I hope the faddist elements of this new medium will die away. The ignorant and the pretentious, the sockless hipsters out for a fast buck or a few drinks from a Village bistro, will soon exhaust their welcome with the public, and the field will be left clear for serious musicians and poets who mean business. I think that it is a development of considerable potential significance for both jazz and poetry. It reaches an audience many times as large as that commonly reached by poetry, and an audience free of some of the serious vices of the typical poetry lover. It returns poetry to music and to public entertainment as it was in the days of Homer or the troubadours. It forces poetry to deal with aspects of life which it has tended to avoid in the recent past. It demands of poetry something of a public surface — meanings which can be grasped by ordinary people — just as the plays of Shakespeare had something for both the pit and the intellectuals in Elizabethan times, and still have today. And, as I have said, it gives jazz a flexible verbal content, an adjunct which matches the seriousness and artistic integrity of the music.
Certainly audiences seem to agree.

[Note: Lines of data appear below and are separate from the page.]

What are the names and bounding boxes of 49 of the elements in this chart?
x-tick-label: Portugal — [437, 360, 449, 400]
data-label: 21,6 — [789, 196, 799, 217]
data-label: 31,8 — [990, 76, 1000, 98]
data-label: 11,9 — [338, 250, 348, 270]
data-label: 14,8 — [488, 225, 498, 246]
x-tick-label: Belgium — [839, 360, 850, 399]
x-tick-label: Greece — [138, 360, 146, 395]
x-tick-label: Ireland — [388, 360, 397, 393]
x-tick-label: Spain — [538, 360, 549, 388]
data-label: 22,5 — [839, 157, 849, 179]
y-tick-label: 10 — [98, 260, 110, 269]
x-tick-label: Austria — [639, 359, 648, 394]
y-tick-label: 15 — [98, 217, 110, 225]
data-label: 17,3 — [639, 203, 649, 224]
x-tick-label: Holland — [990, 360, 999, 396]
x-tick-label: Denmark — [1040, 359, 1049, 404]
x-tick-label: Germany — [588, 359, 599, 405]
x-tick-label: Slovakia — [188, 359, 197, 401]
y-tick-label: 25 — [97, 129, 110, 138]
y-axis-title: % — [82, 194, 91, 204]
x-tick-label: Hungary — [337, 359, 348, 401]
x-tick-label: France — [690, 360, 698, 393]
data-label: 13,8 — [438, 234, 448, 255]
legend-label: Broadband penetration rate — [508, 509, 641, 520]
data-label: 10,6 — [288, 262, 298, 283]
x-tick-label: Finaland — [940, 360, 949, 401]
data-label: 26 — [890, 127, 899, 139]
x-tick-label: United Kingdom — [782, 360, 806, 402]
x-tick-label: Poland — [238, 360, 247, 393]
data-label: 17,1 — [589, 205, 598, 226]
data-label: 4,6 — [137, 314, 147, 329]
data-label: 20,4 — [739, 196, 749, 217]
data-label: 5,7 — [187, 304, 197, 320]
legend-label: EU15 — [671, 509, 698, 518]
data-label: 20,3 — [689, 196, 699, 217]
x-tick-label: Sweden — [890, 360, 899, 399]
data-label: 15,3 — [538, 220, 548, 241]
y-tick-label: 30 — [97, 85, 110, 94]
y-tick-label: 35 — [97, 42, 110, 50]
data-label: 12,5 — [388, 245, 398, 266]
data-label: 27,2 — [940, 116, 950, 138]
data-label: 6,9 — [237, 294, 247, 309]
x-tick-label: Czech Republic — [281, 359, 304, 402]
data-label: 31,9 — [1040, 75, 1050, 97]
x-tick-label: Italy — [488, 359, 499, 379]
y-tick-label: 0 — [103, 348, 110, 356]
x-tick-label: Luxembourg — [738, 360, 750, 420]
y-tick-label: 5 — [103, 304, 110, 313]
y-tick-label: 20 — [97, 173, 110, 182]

Wherever it has been performed properly, the college auditoriums, the night clubs, the concert halls have been packed, and everybody — musicians, poets and audiences — has been enthusiastic.
In the past two years it has spread from The Cellar, a small bar in San Francisco, to college campuses, to nightclubs in Los Angeles, St. Louis, New York, Dallas and, I believe, Chicago; to the Jazz Concert Hall in Los Angeles, where Lawrence Lipton put on a program with Shorty Rogers, Fred Katz, two bands, myself, Stuart Perkoff and Lipton himself, heard by about six thousand people in two weeks. Kenneth Patchen and Allyn Ferguson followed us, and played there for the better part of two months. Dick Mills and his band have performed with me at several colleges and at the San Francisco Art Festival, and we are now planning to take the whole show on the road.
If we can keep the standards up, and keep it away from those who don’t know what they are doing, who have no conception of the rather severe demands the form makes on the integrity and competence of both musicians and poets, I feel that we shall have given, for a long time to come, new meanings to both jazz and poetry.